#ubuntu-budgie 2017-06-30
<jbicha> fossfreedom_: have you heard any incompability between Budgie 10.3 and mutter 3.24.3?
<jbicha> maybe it's just a problem trying to log out than log in to the live iso :(
<jbicha> so I worked around that by installing gdm
<jbicha> and it works very strange with gdm (gnome-shell is running!)
<fossfreedom_> jbicha, no - no reports.  I see that 3.24.3 is in proposed.  Let me upgrade today's daily with mutter in proposed
<jbicha> it worked for me
<jbicha> except the login screen difficulty in the live environment
<fossfreedom_> you logged out of the live session and tried to log back in?
<jbicha> yes, that doesn't work well
<fossfreedom_> k - let me have a quick look
<jbicha> btw, the Try or Install screen looks like it uses the Adwaita theme
<fossfreedom_> yep - no idea about that.  Was wondering if it was a fallback theme.

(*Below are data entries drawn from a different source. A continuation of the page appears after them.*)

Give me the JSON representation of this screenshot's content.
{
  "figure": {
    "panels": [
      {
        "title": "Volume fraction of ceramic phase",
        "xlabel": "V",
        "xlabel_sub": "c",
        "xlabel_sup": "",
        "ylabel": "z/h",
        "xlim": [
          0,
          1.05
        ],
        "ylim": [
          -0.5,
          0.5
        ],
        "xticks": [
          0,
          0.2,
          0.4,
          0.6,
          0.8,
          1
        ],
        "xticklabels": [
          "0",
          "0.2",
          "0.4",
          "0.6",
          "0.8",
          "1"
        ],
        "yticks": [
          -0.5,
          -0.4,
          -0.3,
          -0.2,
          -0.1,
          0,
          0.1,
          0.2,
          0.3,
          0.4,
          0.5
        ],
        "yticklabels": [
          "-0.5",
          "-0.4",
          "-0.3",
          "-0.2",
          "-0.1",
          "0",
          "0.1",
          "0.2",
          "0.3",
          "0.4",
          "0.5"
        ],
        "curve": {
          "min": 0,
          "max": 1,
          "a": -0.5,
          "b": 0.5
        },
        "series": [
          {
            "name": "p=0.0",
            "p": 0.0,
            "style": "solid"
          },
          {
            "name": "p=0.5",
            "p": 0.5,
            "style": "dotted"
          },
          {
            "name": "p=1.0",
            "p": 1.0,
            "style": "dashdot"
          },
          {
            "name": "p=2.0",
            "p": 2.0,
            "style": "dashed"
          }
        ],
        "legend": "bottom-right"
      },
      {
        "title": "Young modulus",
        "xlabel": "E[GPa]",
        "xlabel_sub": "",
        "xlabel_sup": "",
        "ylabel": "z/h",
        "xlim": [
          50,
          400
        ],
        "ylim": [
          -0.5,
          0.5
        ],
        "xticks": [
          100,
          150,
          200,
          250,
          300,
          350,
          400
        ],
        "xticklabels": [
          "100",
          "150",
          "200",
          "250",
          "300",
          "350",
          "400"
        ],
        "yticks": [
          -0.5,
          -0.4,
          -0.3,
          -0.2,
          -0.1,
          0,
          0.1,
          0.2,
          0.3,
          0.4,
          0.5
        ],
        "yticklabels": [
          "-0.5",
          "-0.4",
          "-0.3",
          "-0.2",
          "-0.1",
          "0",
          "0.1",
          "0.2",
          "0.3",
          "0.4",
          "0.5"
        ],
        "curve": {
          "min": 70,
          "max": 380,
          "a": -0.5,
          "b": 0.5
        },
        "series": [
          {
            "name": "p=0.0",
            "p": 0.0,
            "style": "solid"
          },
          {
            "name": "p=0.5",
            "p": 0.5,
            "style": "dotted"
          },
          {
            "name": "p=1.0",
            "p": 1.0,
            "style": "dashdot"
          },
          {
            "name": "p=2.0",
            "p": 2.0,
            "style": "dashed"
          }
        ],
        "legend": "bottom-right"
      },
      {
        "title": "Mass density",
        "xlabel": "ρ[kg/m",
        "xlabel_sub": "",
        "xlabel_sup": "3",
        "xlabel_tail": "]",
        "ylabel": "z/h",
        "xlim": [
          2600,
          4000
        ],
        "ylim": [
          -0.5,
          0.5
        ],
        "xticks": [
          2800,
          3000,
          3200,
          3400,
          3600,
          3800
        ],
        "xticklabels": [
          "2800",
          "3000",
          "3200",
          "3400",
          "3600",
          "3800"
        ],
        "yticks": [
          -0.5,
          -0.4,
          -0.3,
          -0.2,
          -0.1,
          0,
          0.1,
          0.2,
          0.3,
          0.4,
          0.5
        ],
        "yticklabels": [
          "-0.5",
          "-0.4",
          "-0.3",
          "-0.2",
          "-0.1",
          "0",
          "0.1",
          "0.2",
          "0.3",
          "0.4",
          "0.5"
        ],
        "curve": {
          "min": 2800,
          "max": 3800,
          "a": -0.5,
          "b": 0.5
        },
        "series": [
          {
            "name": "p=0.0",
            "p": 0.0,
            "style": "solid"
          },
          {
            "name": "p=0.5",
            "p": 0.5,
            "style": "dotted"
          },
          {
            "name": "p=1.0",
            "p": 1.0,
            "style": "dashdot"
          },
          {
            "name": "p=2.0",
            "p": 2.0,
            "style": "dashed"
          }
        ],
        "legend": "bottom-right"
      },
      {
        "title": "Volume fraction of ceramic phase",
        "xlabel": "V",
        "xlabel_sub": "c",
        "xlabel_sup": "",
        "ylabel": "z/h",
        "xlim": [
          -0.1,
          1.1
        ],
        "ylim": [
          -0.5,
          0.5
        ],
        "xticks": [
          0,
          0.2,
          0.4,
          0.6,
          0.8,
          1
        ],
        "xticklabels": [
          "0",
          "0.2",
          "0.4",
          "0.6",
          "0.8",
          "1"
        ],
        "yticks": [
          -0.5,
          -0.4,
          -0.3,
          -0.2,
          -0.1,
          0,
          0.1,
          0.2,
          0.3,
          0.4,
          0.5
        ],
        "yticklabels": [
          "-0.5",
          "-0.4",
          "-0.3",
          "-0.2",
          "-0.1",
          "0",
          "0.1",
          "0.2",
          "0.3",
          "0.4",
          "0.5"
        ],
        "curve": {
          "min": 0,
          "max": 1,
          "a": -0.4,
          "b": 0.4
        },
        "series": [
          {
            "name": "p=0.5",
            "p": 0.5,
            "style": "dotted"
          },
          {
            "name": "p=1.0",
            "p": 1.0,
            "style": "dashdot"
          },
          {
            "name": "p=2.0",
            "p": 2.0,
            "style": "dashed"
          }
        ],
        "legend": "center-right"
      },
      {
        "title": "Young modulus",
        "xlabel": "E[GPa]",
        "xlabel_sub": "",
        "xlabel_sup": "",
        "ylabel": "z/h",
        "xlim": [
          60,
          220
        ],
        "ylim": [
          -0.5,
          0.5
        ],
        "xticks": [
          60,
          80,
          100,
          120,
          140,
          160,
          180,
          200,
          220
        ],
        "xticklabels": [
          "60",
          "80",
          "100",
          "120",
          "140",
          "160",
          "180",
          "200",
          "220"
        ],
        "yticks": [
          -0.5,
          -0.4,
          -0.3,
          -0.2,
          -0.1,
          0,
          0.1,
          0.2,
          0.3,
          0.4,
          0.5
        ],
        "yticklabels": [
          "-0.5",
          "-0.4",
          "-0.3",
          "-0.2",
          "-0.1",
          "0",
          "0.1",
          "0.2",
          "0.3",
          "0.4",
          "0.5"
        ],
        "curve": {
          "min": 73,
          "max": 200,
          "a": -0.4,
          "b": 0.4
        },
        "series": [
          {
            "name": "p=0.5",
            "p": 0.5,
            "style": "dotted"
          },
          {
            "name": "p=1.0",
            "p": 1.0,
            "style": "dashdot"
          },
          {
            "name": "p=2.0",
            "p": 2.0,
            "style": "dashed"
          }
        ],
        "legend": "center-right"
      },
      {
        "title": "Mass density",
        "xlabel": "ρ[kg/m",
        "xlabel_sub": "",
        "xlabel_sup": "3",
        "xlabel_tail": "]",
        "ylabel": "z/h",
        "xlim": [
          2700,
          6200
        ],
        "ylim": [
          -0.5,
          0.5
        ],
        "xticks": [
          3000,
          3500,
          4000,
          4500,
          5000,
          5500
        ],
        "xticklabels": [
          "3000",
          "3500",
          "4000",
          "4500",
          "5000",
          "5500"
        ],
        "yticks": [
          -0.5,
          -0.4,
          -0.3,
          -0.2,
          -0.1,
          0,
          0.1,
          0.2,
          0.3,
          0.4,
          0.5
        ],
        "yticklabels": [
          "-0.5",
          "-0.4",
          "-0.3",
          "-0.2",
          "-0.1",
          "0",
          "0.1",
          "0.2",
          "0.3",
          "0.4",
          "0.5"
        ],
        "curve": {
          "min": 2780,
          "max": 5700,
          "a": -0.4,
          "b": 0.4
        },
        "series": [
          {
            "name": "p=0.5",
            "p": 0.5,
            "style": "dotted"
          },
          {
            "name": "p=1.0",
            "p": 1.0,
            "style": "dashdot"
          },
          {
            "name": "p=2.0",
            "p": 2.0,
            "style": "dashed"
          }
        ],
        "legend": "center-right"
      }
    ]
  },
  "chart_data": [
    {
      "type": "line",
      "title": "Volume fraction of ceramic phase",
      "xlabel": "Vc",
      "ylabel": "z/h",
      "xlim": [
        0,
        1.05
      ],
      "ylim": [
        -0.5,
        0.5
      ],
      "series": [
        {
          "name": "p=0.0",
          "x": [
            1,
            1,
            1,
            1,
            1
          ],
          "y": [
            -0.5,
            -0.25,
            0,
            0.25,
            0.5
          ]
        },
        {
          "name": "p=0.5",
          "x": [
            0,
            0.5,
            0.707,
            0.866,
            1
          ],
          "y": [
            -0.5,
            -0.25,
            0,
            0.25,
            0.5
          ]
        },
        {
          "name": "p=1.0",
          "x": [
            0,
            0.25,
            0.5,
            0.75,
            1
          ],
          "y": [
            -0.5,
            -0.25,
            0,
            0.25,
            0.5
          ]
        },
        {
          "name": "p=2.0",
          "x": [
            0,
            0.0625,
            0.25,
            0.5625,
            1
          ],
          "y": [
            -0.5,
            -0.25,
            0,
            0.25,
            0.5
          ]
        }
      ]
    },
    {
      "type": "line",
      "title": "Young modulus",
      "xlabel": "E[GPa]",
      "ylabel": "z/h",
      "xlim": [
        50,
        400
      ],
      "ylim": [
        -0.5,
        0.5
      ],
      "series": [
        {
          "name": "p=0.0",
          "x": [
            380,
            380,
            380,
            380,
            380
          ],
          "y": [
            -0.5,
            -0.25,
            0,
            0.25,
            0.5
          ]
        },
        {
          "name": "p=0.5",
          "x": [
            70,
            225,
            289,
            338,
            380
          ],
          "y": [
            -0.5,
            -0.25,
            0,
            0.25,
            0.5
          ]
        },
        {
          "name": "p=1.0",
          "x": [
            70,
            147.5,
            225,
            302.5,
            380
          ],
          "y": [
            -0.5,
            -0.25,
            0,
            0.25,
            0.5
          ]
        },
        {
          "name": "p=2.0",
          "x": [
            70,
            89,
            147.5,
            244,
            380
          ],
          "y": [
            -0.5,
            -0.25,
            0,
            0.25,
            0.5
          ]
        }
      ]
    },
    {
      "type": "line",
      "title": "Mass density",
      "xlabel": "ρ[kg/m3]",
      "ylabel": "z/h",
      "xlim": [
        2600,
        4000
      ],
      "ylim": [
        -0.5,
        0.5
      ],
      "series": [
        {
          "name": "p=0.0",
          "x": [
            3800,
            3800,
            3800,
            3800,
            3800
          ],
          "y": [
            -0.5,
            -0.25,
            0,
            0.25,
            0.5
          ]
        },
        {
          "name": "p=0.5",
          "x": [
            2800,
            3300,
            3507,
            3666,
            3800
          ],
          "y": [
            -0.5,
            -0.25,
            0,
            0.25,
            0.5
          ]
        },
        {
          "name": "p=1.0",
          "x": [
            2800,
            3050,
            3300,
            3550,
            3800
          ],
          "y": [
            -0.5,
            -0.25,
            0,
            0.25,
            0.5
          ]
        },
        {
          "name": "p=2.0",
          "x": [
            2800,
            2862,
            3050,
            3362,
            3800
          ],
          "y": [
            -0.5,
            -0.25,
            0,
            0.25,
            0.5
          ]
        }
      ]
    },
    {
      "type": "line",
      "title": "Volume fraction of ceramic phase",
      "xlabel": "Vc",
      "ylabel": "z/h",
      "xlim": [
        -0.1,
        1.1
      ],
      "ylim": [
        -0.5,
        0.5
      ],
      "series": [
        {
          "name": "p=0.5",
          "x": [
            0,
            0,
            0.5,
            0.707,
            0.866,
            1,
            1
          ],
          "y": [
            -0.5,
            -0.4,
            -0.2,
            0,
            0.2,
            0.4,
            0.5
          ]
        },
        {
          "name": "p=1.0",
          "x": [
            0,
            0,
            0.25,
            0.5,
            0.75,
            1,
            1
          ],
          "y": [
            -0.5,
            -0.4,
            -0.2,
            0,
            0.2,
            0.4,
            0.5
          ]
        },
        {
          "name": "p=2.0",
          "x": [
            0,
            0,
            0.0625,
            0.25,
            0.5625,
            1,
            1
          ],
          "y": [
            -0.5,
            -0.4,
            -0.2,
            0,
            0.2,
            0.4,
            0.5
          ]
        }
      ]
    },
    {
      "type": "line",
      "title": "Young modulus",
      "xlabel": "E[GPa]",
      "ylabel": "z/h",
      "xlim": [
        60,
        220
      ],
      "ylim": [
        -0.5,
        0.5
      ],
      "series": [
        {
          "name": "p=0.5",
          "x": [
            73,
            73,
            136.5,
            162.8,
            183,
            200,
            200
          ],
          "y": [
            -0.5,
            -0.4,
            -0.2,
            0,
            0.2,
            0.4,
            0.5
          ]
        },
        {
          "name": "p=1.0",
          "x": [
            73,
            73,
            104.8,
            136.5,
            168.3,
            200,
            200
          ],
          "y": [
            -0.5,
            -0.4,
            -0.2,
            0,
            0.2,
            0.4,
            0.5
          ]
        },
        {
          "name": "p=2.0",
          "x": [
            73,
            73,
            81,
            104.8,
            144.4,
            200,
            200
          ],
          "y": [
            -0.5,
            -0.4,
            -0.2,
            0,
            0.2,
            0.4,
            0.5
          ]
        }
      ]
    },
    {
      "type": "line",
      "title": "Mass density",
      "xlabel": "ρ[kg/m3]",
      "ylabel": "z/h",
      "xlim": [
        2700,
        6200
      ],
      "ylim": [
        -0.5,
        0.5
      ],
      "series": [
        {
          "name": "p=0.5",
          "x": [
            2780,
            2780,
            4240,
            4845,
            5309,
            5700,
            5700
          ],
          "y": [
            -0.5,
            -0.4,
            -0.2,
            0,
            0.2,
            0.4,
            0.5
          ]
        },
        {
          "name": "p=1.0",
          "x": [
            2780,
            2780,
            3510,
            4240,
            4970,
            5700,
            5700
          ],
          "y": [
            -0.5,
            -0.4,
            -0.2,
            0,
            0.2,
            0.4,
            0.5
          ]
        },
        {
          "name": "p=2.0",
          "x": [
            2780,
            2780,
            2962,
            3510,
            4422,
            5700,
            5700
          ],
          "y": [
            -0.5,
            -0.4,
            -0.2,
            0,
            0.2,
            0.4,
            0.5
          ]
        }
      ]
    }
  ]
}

<jbicha> it is the default gtk3 theme unless overriden
<fossfreedom_> k - today's daily - logged out of the live session and logged back in ok.
<fossfreedom_> odd - no 3.24.3 to upgrade to in proposed
<jbicha> mutter 3.24.3 is still building
<fossfreedom_> k - will wait and check later
<jbicha> I had trouble logging back in after reinstalling mutter
<fossfreedom_> jbicha, looks ok this side - installed libmutter and mutter packages (mutter-common pulled in) - logged out and logged in ok.  Works in live session and in an installed VM
#ubuntu-budgie 2018-06-26
<Etua> Hello, I recently installed JOSM but when I try to open it I can only see it's icon on the task bar for a few seconds and nothing happens after that. What may be the problem?
<cw_the_developer> Evening y'al
<cw_the_developer> how's it going
<cw_the_developer> I was wondering if I could get a little assistance
#ubuntu-budgie 2018-06-27
<xarius> So, what's up with Geary automatically opening "Print" options when opening an email?
<cw_the_developer> hello?
#ubuntu-budgie 2018-06-30
<GreenMartian> Hi guys. Couple bugs UB 18.04. 1) Pithos from Ubuntu repo temp locks system after about every 5th song. Pithos flatpak install works fine. 2) Pithos (both repo and flatpak) no system tray icon when closed to tray. 3) Bleachbit root from the menu does not open. Thx!